5. We want to add map on walkable area graphs.

6. Put daytime trip speed and nighttime trip speed on seperate graphs, and compare them.

1. What is CUMTD running schedule?

By playing with the data, the first thing that can be checked is the running schedule. All the traffic runs from Dec. 18, 2016 to May 13 2017, 147 days in all. For all 288 different trips, 43 of them run for 105 days, 23 of them fun for 89 days, 12 of them run for 80 days, 2 of them run for 77 days, 17 for 70 days, 12 for 64 days, 1 for 61 days, 15 for 20-50 days, 124 for 10-20 days, 40 for less than 10 days.


In [1]:
#1. Yingjun Guan
from pylab import *

# make a square figure and axes
figure(1, figsize=(6,6))
ax = axes([0.1, 0.1, 0.8, 0.8])

# The slices will be ordered and plotted counter-clockwise.
labels = '105 days', '51-100 days', '10-50days', '<10 days'
fracs = [43/289, 67/289, 139/289, 40/289]
explode=(0.05, 0, 0, 0)

pie(fracs, explode=explode, labels=labels,
                autopct='%1.1f%%', shadow=True, startangle=90)
                # The default startangle is 0, which would start
                # the Frogs slice on the x-axis.  With startangle=90,
                # everything is rotated counter-clockwise by 90 degrees,
                # so the plotting starts on the positive y-axis.

title('Pie chart for traffic running days (out of 147)', bbox={'facecolor':'0.8', 'pad':5})

show()


From the figure, it can be seen that 14.9% of the buses run 105 days out of 147 days, which is every weekday (Mon to Fri of each week), and 13.8% of buses run less than 10 days, which is only on special days or special uses.


In [2]:
# 2. Jialu Wang
#enable plotting
%matplotlib inline

#import packages
import matplotlib.pyplot as plt
import numpy as np
import csv
import collections
from collections import Counter

#set graph size
plt.rcParams["figure.figsize"] = (20,10)

In [6]:
#read the file
fn = "stop_times.txt"
with open(fn, "r") as f:
    reader = csv.reader(f)
    header = next(reader)
    data = {}
    for column in header:
        data[column] = []
    for row in reader:
        for column, value in zip(header, row):
            data[column].append(value)
            
fn1 = "stops.txt"
with open(fn1, "r") as f1:
    reader1 = csv.reader(f1)
    header1 = next(reader1)
    data1 = {}
    for column1 in header1:
        data1[column1] = []
    for row1 in reader1:
        for column1, value1 in zip(header1, row1):
            data1[column1].append(value1)
            
fn2 = "routes - routes.csv.csv"
with open(fn2, "r") as f2:
    reader2 = csv.reader(f2)
    header2 = next(reader2)
    data2 = {}
    for column2 in header2:
        data2[column2] = []
    for row2 in reader2:
        for column2, value2 in zip(header2, row2):
            data2[column2].append(value2)

i. agency.txt File

An Agency is an operator of a public transit network, often a public authority.

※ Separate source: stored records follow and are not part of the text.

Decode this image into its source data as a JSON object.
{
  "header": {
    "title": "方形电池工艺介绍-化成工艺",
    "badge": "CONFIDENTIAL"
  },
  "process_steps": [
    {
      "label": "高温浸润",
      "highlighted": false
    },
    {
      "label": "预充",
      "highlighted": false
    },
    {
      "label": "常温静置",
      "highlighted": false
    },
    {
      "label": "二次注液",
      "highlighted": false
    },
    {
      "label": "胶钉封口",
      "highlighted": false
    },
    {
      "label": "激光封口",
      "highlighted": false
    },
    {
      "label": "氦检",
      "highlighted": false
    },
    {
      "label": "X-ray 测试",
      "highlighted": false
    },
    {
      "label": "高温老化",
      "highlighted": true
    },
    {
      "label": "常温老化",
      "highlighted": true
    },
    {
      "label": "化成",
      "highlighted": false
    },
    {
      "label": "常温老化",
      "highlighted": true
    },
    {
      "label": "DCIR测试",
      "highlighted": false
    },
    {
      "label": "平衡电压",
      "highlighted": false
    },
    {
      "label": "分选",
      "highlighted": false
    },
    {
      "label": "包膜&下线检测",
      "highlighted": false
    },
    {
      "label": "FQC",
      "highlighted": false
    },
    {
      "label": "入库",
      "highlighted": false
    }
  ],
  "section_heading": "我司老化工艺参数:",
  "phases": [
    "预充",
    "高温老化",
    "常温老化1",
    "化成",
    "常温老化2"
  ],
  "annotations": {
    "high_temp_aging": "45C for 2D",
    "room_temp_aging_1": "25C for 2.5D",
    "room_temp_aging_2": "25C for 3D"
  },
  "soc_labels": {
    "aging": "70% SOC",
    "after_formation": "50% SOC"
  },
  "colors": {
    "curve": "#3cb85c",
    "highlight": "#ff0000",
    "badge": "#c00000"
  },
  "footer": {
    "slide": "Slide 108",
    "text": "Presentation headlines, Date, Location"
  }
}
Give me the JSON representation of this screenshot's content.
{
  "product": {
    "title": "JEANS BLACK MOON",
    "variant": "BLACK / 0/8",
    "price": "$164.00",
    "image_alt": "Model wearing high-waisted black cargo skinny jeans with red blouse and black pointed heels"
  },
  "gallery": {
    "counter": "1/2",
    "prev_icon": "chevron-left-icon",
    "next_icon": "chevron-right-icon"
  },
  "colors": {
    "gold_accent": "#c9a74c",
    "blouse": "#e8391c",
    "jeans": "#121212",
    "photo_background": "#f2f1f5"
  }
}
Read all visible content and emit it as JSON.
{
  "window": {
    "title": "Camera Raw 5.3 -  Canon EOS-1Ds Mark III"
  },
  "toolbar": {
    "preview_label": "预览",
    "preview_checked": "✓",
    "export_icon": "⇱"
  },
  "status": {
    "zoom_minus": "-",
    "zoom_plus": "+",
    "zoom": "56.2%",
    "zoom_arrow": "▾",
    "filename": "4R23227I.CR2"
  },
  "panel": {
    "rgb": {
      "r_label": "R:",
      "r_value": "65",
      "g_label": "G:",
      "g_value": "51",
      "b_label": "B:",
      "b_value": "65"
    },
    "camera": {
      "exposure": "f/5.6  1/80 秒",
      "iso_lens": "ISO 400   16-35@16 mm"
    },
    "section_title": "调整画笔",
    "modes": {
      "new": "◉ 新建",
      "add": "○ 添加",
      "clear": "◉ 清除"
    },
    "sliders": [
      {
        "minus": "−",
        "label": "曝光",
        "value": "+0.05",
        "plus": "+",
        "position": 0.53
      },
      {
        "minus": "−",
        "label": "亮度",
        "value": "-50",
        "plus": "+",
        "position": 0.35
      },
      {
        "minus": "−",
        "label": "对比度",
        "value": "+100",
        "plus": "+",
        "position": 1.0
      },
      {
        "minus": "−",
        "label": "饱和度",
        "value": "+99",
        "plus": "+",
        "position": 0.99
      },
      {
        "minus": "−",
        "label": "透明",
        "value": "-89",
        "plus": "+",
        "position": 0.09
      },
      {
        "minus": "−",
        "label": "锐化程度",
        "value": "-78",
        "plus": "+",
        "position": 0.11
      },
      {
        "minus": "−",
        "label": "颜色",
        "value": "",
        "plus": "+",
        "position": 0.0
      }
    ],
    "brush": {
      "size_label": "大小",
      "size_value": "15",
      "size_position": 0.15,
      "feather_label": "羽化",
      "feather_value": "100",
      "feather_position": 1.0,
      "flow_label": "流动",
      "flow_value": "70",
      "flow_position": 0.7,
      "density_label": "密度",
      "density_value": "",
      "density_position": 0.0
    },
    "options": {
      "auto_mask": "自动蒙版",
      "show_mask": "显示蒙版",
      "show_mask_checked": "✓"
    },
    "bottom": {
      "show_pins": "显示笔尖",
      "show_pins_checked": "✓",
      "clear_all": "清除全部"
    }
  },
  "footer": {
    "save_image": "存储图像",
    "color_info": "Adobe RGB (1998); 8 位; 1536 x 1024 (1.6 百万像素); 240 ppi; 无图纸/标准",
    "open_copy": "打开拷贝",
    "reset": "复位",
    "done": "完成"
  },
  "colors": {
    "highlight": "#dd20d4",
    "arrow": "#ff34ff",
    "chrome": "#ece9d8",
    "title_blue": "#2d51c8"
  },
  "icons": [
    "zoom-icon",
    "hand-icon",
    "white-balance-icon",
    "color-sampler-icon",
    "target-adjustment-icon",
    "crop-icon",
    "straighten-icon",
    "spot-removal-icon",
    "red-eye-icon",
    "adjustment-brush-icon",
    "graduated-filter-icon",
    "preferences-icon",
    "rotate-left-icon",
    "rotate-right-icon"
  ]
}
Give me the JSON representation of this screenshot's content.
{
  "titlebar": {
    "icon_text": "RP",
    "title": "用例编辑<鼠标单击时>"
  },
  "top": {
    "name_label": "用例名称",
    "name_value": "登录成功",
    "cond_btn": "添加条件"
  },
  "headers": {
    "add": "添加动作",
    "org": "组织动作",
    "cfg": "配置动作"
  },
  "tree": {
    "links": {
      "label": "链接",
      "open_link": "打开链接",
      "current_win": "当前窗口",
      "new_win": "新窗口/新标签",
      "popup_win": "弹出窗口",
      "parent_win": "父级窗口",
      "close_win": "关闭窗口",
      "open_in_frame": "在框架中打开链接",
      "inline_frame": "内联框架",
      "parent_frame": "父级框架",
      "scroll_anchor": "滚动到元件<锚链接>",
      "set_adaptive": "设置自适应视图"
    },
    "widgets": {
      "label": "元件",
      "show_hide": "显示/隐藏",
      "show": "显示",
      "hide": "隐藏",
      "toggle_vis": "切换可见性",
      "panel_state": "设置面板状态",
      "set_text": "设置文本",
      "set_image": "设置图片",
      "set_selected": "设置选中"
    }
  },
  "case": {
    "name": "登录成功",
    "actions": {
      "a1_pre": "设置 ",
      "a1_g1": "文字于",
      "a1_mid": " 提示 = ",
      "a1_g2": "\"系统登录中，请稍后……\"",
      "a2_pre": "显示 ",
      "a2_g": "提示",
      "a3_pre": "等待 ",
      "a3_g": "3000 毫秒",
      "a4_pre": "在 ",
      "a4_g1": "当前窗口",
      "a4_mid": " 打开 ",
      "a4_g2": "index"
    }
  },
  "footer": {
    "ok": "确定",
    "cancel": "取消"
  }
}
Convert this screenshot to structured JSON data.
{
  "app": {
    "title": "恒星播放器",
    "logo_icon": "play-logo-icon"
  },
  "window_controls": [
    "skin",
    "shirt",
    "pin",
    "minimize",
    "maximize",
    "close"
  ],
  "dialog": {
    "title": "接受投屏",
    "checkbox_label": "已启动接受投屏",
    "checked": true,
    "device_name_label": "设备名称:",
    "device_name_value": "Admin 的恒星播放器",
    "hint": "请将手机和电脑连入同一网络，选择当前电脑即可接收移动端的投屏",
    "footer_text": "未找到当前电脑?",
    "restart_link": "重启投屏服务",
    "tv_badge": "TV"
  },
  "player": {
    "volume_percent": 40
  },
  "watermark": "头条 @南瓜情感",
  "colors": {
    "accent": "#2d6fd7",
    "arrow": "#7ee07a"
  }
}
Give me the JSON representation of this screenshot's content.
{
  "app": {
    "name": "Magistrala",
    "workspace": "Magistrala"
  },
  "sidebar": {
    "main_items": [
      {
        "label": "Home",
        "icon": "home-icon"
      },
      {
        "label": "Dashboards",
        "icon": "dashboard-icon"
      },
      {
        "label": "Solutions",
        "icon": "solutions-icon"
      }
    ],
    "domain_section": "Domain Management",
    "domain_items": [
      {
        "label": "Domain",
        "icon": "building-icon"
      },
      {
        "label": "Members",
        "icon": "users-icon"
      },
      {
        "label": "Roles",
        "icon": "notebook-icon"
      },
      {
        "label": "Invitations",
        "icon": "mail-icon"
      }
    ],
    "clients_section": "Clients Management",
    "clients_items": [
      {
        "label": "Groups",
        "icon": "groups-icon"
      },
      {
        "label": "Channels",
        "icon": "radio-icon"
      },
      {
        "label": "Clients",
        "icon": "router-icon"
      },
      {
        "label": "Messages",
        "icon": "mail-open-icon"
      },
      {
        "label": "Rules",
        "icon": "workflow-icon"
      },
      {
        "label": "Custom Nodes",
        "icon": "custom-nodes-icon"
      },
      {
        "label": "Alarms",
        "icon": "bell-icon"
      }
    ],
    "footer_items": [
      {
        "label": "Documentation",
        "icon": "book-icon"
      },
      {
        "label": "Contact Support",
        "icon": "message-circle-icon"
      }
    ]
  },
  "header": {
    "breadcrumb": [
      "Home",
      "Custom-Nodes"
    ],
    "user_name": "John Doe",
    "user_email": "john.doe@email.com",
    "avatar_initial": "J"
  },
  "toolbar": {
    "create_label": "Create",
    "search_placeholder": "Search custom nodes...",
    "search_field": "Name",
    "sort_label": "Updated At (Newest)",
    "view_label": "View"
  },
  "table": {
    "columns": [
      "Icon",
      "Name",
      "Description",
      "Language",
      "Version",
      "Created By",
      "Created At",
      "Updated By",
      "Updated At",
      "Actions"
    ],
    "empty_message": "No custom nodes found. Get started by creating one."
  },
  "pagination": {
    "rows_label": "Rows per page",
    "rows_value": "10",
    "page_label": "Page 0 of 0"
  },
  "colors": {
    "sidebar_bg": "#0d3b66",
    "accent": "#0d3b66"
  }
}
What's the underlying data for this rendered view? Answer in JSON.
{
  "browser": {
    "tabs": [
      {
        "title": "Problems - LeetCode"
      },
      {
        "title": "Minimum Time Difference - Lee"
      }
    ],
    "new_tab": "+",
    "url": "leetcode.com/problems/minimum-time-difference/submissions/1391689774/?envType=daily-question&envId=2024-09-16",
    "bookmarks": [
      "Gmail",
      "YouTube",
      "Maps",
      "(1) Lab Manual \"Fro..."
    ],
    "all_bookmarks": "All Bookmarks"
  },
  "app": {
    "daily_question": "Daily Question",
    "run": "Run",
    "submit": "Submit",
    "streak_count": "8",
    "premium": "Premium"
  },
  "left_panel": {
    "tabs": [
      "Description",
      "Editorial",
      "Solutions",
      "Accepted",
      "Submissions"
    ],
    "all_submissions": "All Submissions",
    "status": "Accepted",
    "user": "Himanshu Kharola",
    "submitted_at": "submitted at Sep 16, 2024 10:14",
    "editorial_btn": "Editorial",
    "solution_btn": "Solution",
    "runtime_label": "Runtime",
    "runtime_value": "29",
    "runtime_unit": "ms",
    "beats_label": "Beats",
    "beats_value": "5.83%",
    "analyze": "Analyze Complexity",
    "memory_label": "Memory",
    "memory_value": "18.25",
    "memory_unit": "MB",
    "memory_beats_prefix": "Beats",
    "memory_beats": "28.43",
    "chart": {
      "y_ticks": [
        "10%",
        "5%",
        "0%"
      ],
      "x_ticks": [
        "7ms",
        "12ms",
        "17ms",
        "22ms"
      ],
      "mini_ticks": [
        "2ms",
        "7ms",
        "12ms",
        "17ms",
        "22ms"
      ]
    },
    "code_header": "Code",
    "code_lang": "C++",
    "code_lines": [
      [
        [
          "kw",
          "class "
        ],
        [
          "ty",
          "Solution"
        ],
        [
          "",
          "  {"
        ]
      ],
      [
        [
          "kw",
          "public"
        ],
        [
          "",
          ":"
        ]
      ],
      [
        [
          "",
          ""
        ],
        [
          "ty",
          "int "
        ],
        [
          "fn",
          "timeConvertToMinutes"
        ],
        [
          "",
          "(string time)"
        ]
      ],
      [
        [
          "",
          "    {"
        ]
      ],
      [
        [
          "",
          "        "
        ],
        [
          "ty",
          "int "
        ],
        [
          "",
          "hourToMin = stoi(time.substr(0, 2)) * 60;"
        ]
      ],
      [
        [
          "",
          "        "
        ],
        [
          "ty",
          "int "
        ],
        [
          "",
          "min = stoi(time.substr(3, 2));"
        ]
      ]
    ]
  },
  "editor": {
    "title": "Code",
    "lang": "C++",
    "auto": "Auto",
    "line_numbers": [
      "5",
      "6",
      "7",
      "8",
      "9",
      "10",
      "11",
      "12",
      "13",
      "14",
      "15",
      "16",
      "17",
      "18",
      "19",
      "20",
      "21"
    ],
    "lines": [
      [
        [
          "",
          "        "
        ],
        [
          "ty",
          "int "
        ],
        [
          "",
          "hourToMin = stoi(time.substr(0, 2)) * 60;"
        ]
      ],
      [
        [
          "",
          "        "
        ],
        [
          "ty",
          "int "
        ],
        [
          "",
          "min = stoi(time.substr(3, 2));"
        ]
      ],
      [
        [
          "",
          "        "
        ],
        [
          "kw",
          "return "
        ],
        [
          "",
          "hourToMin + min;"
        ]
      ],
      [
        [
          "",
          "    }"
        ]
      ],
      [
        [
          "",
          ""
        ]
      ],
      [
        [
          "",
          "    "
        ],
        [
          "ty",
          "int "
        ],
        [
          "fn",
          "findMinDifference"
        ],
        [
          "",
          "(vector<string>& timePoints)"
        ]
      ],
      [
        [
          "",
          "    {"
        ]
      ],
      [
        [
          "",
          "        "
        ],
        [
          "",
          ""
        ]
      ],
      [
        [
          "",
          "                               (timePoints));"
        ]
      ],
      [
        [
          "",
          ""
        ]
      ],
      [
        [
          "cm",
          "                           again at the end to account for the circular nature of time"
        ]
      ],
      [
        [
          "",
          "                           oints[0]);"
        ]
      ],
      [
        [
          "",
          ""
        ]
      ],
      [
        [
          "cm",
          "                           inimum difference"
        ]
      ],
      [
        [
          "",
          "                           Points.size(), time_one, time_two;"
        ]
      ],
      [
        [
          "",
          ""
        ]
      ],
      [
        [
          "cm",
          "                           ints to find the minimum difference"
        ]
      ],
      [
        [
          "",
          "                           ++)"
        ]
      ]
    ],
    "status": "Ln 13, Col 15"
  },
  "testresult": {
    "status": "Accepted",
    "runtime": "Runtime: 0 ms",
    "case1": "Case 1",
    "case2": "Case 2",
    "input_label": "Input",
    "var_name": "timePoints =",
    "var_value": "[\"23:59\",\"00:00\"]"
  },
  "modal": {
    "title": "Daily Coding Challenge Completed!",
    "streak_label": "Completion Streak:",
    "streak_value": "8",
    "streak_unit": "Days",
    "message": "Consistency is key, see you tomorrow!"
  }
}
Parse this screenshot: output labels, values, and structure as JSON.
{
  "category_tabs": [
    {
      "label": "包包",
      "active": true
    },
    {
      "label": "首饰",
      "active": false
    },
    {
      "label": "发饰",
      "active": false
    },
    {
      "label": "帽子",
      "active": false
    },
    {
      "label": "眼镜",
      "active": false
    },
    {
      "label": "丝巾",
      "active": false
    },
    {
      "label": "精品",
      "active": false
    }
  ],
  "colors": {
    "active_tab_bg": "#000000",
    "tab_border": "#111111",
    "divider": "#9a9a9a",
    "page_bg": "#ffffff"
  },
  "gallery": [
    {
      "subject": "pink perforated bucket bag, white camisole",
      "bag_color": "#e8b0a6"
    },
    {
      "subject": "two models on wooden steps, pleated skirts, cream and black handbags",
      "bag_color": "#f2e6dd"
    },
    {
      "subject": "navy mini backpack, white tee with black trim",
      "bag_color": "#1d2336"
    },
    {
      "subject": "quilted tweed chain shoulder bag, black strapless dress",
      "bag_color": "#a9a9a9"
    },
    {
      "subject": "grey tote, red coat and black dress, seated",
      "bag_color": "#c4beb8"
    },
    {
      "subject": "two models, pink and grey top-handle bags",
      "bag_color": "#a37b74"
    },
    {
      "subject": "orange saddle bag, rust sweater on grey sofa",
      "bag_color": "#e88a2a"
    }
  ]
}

There is only one instance in the file specifying the full name, URLs, phone numbers, and language indicators of our studying object CUMTD.

ii. stops.txt File

A stop is a location where vehicles stop to pick up or drop off passengers. Stops are defined in the file stops.txt.

Stops can be grouped together, such as when there are multiple stops within a single station. There are 2,496 different stops in 1,353 different stations, as in Figure.1. There are 448 stations with single stops, 746 stations with two stops, 97 stations with 3 stops, 46 stations with 4 stops, 15 stations with 5 stops and one station with 6 stops. The mean of number of stops per station is 1.84 while the median is 2.

Stations with the most stops are: ('MTD7311', 6), ('MTD2554', 5), ('MTD1333', 5), ('MTD2353', 5), ('MTD7267', 5), ('MTD5671', 5), ('MTD2643', 5), ('MTD3014', 5), ('MTD3451', 5), ('MTD7036', 5), ('MTD3250', 5), ('MTD3254', 5), ('MTD3747', 5), ('MTD6052', 5), ('MTD3562', 5), ('MTD4573', 5), station and number of stops respectively.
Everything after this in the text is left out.